Do you think the person who played the part captured the spirit of your daughter?
We were just in New York on Monday, with our two oldest daughters, and we all loved the movie. You could always critique certain things, but I think the characterizations, the people who played the parts, did such a wonderful job. Shailene [Woodley] did such a wonderful job, playing that role of being a strong female character, and a normal person who just happens to be sick. They did such a good job of portraying the mother.
It must have been pretty emotional.
We were all a little nervous about watching it in a public setting. But we were in good company, because all around us were waves of laughter—and sometimes sobbing—and waves [of emotion]. A lot of the audience was made up of studio people, because it being the premiere. So it was just a wonderful way to get to watch the movie. I went into watching the movie, when the story started, nervous that it would be just too close and I wouldn’t be able to manage my emotions. But the same thing happened as when I read the book: I saw all of these parallels of Esther, but after awhile I was watching an amazing movie about a girl that falls in love with a boy.

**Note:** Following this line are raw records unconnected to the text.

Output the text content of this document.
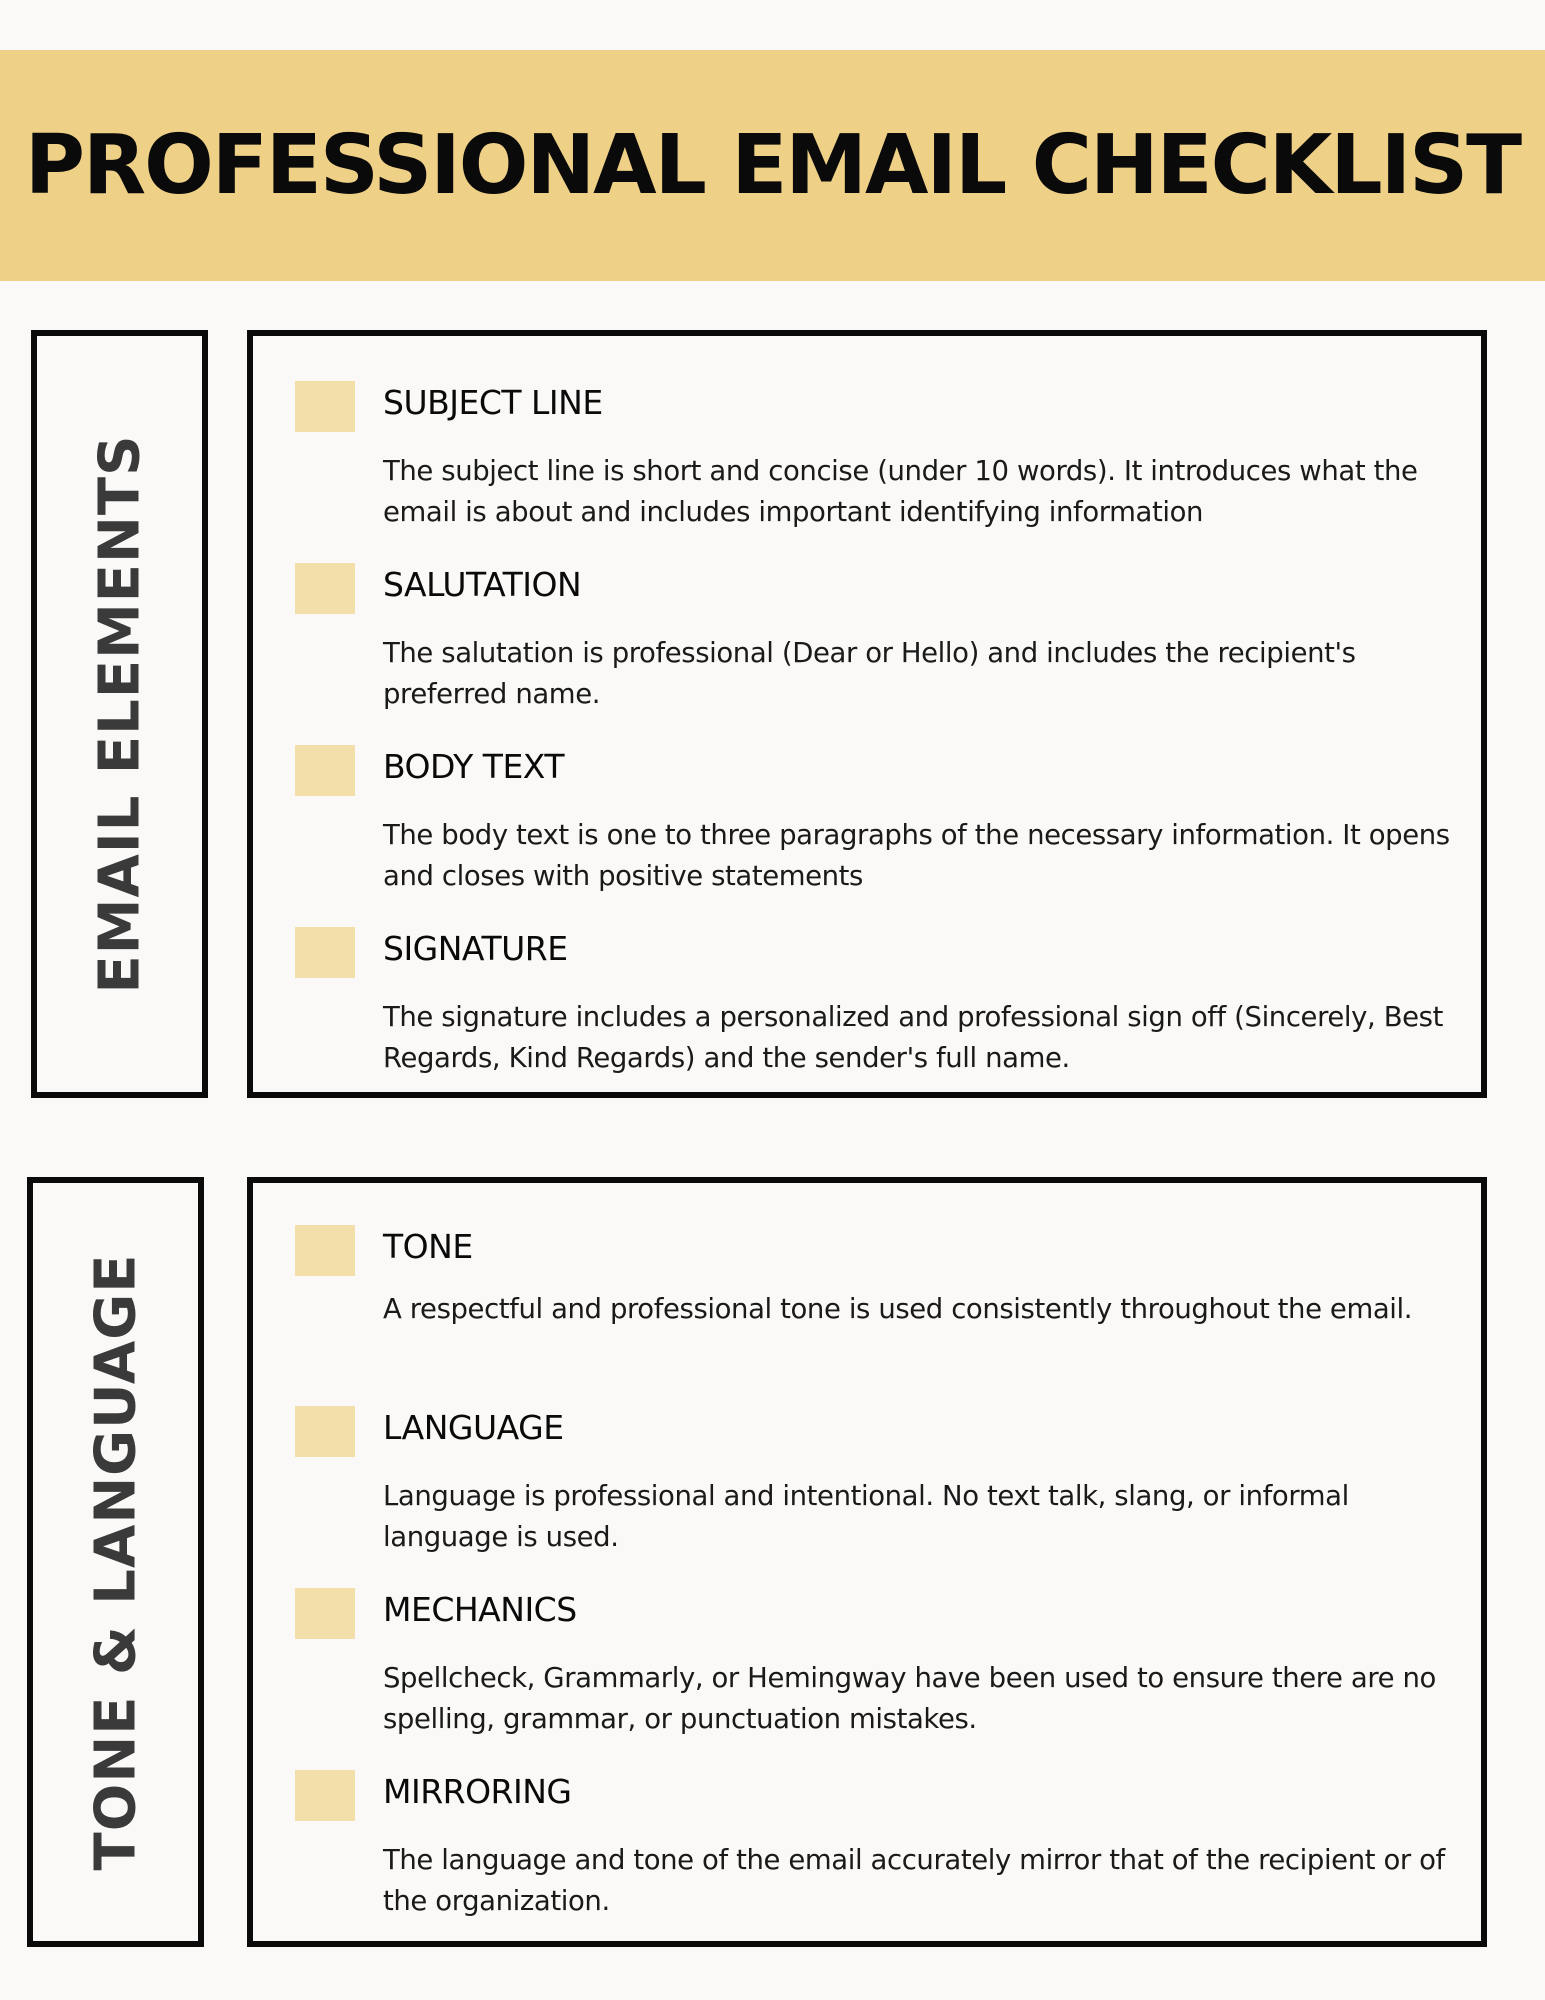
PROFESSIONAL EMAIL CHECKLIST
EMAIL ELEMENTS
SUBJECT LINE
The subject line is short and concise (under 10 words). It introduces what the email is about and includes important identifying information
SALUTATION
The salutation is professional (Dear or Hello) and includes the recipient's preferred name.
BODY TEXT
The body text is one to three paragraphs of the necessary information. It opens and closes with positive statements
SIGNATURE
The signature includes a personalized and professional sign off (Sincerely, Best Regards, Kind Regards) and the sender's full name.
TONE & LANGUAGE
TONE
A respectful and professional tone is used consistently throughout the email.
LANGUAGE
Language is professional and intentional. No text talk, slang, or informal language is used.
MECHANICS
Spellcheck, Grammarly, or Hemingway have been used to ensure there are no spelling, grammar, or punctuation mistakes.
MIRRORING
The language and tone of the email accurately mirror that of the recipient or of the organization.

What did you think of the love story?
Esther never got to have that romance. She talks about [in her journals] wanting to kiss a boy, and never getting to do that. So there is a little part of it that feels like this is the romance she didn’t get to have, but you know, we tried to give her everything we could. We weren’t able to give her a boyfriend [laughs]. But my husband says they were lined up!
Your husband was probably making sure to keep them back.
Ya [laughs]. But she had some very good male energy and friends in her group that she was connected to online.
The book probably helped get the word out, but how do you think the film will help with the work you guys are doing?
In the movie, the mother makes a statement and says, ‘you of all people should know it’s possible to live with pain,’ and that’s when you have somebody who is sick, especially a child, you live with a lot of pain. So being involved in this foundation, I am very aware of other people’s pain, and what it’s like to go through grief. To be able to give back through the foundation—we started in 2011—it’s very grassroots, and very small, we have been able to give away $1500,000 to families with kids with cancer. A lot of that money has come from teens and college kids, and young people who just care about making a difference in the world. I feel like I’m a conduit for other people who are decent, kind human beings.
So it will help.
I think so, and I hope so. Pediatric cancer has been really low on the radar for research money and awareness. I think that what happens with pediatric cancer is most groups that get started are by people like us that felt a need to help somebody else out. This month, June, is the one-year anniversary of a new coalition called “Coalition against Childhood Cancer,” and that is exactly what that is: 60 organizations that have joined together to raise awareness about the need for funding for pediatric cancer research. If we can fund research for childhood cancer, you make a difference for someone who is going to live for many more years. I think that this movie [will help].
How many times do you think you will watch the movie?
I don’t know. I read the book three times, if you count the manuscript. But we are taking our two boys this weekend. They are excited to see it. We are at least seeing it twice. It might be a while before we put ourselves through it again after that.